Meine Wohnung liegt im ersten Stock eines Altbaus. Nachdem man die Haustür aufgeschlossen hat, muss man zwei Stufen hochsteigen, dann sieht man rechts die Briefkästen an der Wand. Das passt optimal; nach dem Aufschließen kann ich den Haustürschlüssel und den Wohnungsschlüssel am Schlüsselbund durch meine Finger gleiten lassen, sodass ich den Briefkastenschlüssel sofort parat habe, sobald ich vor meinem Briefkasten stehe. Es ist der vierte von links. Mein Nachname steht –natürlich– auf dem Schild.

Neben den Briefkästen befindet sich die Treppe. Es sind genau zwanzig Stufen nach oben. Ich weiß nicht, ob du jemals die Stufen mitgezählt hast.
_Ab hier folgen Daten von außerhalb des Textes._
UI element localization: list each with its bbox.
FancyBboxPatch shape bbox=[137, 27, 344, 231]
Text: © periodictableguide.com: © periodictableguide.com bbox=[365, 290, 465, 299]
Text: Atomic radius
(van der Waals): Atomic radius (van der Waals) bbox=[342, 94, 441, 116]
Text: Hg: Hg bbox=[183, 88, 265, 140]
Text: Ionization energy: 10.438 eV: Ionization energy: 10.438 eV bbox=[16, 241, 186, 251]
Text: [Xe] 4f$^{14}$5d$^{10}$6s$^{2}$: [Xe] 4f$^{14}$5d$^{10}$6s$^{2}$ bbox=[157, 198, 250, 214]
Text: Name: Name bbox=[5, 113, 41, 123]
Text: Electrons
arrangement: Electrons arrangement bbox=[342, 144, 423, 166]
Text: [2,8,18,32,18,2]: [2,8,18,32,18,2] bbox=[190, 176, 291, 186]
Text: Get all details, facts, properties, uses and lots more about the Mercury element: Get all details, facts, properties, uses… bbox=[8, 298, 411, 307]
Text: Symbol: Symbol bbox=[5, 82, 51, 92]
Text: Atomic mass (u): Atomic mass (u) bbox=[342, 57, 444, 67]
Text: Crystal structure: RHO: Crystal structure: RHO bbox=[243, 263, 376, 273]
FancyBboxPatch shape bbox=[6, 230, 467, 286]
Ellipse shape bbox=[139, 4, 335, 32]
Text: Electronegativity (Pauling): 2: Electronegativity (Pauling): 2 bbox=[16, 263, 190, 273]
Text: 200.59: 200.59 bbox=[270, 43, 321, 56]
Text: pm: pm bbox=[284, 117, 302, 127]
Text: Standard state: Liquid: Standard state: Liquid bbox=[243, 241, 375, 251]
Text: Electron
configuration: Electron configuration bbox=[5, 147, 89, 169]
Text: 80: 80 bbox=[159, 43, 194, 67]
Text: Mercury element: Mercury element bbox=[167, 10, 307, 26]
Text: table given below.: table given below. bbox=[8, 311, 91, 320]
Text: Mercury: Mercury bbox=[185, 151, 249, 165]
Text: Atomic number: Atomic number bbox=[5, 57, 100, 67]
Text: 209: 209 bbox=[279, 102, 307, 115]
Vielleicht habe nur ich diesen Tick. Jedenfalls steht man dann direkt vor der Wohnung von Katja, meiner Nachbarin. Um aber zu meiner Wohnung zu kommen, muss man nun wieder drei Stufen hinabsteigen. Dann steht man vor meiner Wohnungstür.

Wir sind schon oft diese Treppe hochgelaufen; etliche Male, als du nach unten vor die Haustür zum Rauchen gegangen bist und ich dich begleitet habe. Immerhin habe ich diese Angewohnheit mir vor dreieinhalb Jahren abgewöhnt. Aber irgendwie mag ich den Geruch einer frischen Zigarette immer noch.
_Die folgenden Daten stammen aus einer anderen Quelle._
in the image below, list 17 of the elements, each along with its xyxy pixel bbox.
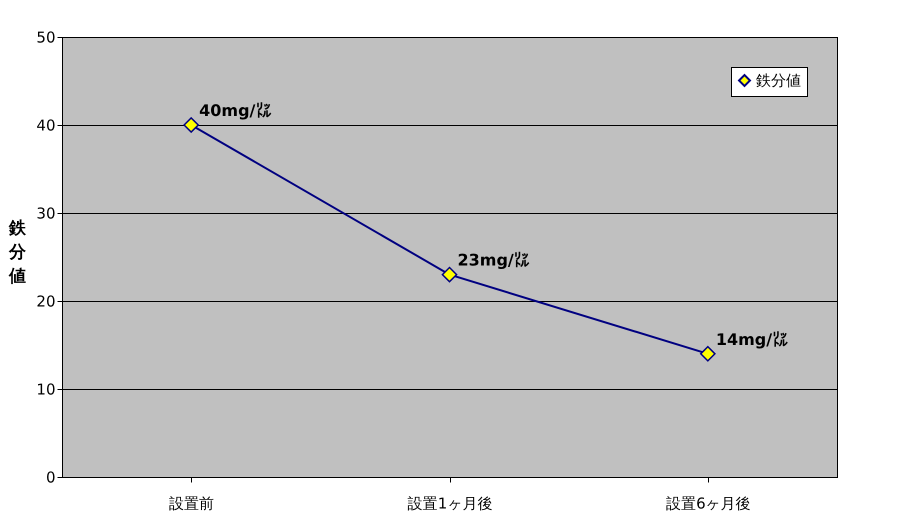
x-tick-label: 設置6ヶ月後 — [666, 494, 751, 512]
y-tick-label: 20 — [36, 292, 56, 310]
y-tick-label: 30 — [36, 204, 56, 222]
data-label: 23mg/㍑ — [458, 250, 530, 270]
x-tick-label: 設置前 — [169, 494, 214, 512]
y-axis-title: 鉄分値 — [8, 218, 27, 286]
point — [183, 117, 199, 133]
y-tick-label: 50 — [36, 28, 56, 46]
y-tick-label: 40 — [36, 116, 56, 134]
legend-label: 鉄分値 — [756, 72, 801, 90]
y-tick-label: 0 — [46, 468, 56, 486]
x-tick-label: 設置1ヶ月後 — [408, 494, 492, 512]
point — [442, 266, 458, 282]
data-label: 14mg/㍑ — [716, 330, 788, 349]
point — [700, 346, 716, 362]
data-label: 40mg/㍑ — [199, 101, 272, 120]
y-tick-label: 10 — [36, 380, 56, 398]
Sobald man also mit dem zweiten Schlüssel am Bund die Wohnungstür aufgeschlossen hat, steht man im Flur meiner Wohnung. Rechts befindet sich ein kleiner Durchgang; er ist gleichzeitig Windfang, Vorflur und Garderobe, denn die kleine, schmale Tür dort ist die Badezimmertür. Nachdem man also die Jacke an der Stange in der Garderobe aufgehangen und, wenn man es will, die Schuhe ausgezogen hat, kann man sich beispielsweise im Flur umgucken. An der Tür zum Bad hängt eine Farbkopie von Vincent van Goghs „Café Terrace at Night“, an der nächsten Tür rechts im Flur das berühmte Poster vom Kabarett „Le Chat Noir“ von Théophile-Alexandre Steinlen. Hinter dieser Tür verbirgt sich meine Küche.

Geradeaus durch den Flur springt dem Besucher ein Poster ins Auge, welches ich neulich in London gekauft habe. Auf einem großen „Union Jack“ prangen die Worte „Keep calm and carry on“ – „Ruhe bewahren und weitermachen“. Es war ursprünglich ein Aufruf an das englische Volk, im Angesicht des Zweiten Weltkriegs nicht in Panik zu verfallen. Vor ein paar Jahren wurde das Poster wiederentdeckt, um den Menschen während der Wirtschaftskrise Mut zu machen. Jetzt hängt eines davon an der Tür zu meinem Arbeitszimmer.

Wenn man vor dieser Tür steht und sich um 90 Grad nach links dreht, sieht man ein Poster von der Stadt Osnabrück. Dort habe ich studiert und mich pudelwohl gefühlt, und aus genau diesem Grund hängt das Poster nun an der Tür zu meinem Schlafzimmer – ein weiterer Ort, an dem ich mich pudelwohl fühle. Allerdings sieht es da drin meistens ziemlich unaufgeräumt aus, deswegen gehen wir schnell weiter zum großen „200 Jahre Louvre“-Poster. Weißt du noch? Du hast dir die einzelnen Bilder dieser Collage jedes Mal angeschaut, als du hier warst – Kunst ist eben dein Fachgebiet.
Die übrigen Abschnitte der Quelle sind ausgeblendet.